Yields about a gallon
7 lbs of napa cabbage
About 1/3 cup kosher salt
1/2 cup sweet rice flour (Mochiko is a popular brand) *
1 cup water
3/4 cup red pepper powder, medium coarseness
1/4 cup chopped saewoo jjut (salted shrimp) **
4 T. of fish sauce
A scant 1/2 cup sugar
5-7 green onion stalks, chopped
2 oz. ginger (2-inch long, 1-inch diameter piece), minced
8-9 medium garlic cloves, minced
3 medium carrots, julienned
1 medium-sized daikon or 1 small mu (Korean radish), thinly sliced in 2-inch sections
Preparing the sweet rice flour paste:
Whisk together the sweet rice flour and water in a small saucepan. Keep whisking the mixture until bubbles form on the surface. Once this occurs, take the saucepan off the heat and set aside to cool.
Preparing the cabbage:
Discard any wilted or discolored leaves. Starting at the base of the stem, cut the cabbage about one-third of the way down. Then pull apart the cabbage halves to completely separate them. Do the same with the halved portions – cut and pull apart. Repeat for all the cabbage heads. At this point, you can give the quarters a quick rinse under running water and shake off any excess water.

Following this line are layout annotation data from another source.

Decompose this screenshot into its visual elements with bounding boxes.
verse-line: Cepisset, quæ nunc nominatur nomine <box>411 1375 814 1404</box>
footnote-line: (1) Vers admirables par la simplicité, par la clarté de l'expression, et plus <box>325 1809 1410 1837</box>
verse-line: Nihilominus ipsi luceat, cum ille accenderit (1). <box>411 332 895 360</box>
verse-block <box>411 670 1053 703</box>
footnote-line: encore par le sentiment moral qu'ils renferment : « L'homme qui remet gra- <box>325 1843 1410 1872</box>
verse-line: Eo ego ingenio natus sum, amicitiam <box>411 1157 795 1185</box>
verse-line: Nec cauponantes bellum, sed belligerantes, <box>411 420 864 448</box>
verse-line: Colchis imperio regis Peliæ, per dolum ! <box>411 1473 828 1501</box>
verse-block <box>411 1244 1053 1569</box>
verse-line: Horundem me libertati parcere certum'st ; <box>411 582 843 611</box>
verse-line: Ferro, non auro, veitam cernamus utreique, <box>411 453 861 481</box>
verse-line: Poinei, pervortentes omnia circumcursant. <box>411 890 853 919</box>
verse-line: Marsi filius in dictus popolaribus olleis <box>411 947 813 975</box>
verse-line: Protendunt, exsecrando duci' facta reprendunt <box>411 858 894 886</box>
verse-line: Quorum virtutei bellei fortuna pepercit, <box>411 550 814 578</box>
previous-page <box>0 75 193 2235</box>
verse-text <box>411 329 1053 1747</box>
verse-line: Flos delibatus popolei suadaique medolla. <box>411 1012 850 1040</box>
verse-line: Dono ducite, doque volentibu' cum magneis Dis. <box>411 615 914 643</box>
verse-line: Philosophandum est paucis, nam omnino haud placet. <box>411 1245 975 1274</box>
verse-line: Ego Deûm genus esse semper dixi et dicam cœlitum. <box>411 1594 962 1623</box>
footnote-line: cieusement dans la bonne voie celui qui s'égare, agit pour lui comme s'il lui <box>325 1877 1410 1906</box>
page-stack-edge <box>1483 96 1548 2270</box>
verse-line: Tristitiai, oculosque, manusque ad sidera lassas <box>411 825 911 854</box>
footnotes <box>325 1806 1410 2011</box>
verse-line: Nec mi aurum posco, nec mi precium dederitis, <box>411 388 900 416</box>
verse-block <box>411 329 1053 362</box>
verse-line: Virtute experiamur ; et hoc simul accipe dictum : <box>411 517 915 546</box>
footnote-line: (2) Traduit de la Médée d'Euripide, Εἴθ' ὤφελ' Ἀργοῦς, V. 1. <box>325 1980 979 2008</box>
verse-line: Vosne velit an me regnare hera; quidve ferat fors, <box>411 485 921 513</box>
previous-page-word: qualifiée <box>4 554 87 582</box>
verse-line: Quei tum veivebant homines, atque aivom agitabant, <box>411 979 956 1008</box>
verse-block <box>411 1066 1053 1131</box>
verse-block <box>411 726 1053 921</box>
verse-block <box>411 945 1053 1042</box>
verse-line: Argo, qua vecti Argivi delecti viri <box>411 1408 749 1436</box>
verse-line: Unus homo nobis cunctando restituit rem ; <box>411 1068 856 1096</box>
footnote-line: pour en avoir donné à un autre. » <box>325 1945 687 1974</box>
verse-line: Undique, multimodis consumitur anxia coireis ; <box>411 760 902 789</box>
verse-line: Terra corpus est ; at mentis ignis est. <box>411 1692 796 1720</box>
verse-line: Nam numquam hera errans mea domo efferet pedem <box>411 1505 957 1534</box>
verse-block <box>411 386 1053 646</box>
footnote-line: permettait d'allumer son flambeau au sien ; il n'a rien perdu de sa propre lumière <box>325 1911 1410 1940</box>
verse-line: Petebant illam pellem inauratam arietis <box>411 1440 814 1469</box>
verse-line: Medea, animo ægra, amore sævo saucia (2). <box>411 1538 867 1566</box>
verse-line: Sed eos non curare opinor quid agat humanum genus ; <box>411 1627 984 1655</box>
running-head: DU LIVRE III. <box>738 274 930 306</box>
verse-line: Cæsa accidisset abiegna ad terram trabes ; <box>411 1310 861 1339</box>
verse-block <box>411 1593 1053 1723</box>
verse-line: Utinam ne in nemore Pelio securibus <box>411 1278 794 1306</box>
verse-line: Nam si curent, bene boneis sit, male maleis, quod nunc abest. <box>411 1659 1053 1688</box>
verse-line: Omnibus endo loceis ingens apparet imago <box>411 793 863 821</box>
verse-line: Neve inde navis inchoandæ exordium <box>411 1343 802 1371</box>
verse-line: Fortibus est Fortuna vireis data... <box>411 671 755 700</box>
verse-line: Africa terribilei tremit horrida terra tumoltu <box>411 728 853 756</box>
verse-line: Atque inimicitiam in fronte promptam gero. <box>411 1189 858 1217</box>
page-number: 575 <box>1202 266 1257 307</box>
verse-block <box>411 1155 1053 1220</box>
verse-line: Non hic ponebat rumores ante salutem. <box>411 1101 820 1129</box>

Trim the core at a diagonal. Cut the quarters into 2-inch wide pieces and place in an oversized bowl (I used a 12 qt. bowl) or use a couple of large bowls. Sprinkle generously with salt. Alternate layers of cabbage and salt. Once all the cabbage is cut, give the cabbage a toss and sprinkle more salt on top. Place a weight on top of the cabbage. Two dinner plates works well for me.
Let the salted cabbage sit for at least 3 hours. Don’t worry if you go over (in the video, I let mine sit overnight since I couldn’t tend to it at 3 hours). After 1 hour, give the cabbage another toss.
Preparing the sauce:
While the cabbage is close to being ready, prepare the red pepper sauce. In a medium bowl, mix kochukaru (red pepper flakes), water, saewoo jjut, fish sauce, green onions, sugar, ginger, garlic, rice flour paste, and about a 1/2 cup water. More if needed. Mix thoroughly. Taste. It should be balanced – not too salty, not too fishy, not to spicy and not too sweet. Adjust seasonings at this point. The consistently should be akin to very thick batter. Add a bit more water if necessary. Mix in carrots and radish. Set aside.
Once the cabbage is ready (the volume of the cabbage should have decreased, and it should be a bit wilted), rinse the cabbage under cold running water and let drain in a colander. Once drained, place the cabbage in a large bowl.
At this point you may want to put clean plastic gloves on especially if you have sensitive skin. Add the sauce to the cabbage. Thoroughly mix the sauce and cabbage and make sure every piece of cabbage is coated with the red pepper sauce. Taste. If it needs more salt, add a bit of fish sauce. But you don’t want it to be too salty.
Transfer the cabbage mixture into a large glass jar. Press down on the cabbage as you are filling the jar. Leave about 1-inch of space from the top.
Don’t throw the empty bowl in the sink just yet. Pour in about 1 cup of water into the bowl. Add about a teaspoon of salt to start, and stir. Swirl the water around to make sure you get all the remaining pepper mixture. Taste. Again, you don’t want it too salty – just a hint of salt. Fill the jar with the water until it barely covers the cabbage.
Press down on the cabbage again and make sure the liquid has made its way throughout the jar. Close the lid tightly.
Leave the jars at room temperature*** for about a day away from direct sunlight. I leave mine out for about 24-30 hours. This is when the magic happens. You may want to place the jar in a shallow bowl or plate in case there is leakage.
After those 24 or so excruciating hours, sample the kimchi. There should be a slight tang. At this point it is ready to be refrigerated. You can eat the kimchi right away, but I prefer to wait at least a week to indulge. The kimchi will continue to ferment at a much slower pace in the refrigerator and will keep for about 4 weeks. The kimchi will turn really sour at this point and if you have any left in the jar, it will be perfect for jigae, fried rice, ramen or jun.
* In the video I call for twice the amount that I have listed above. The amount listed in this recipe is sufficient OR you can omit altogether! It won’t affect the flavor of the sauce too much.
** If you don’t have saewoo jjut, you can add more fish sauce – about 1/4 to 1/2 cup total for the whole recipe. Add a 1/4 cup to start, taste, and add more to taste as needed.
*** What is “room temperature”? Wikipedia says it’s the temperature indicated by general human comfort, about 68°F to 77°F.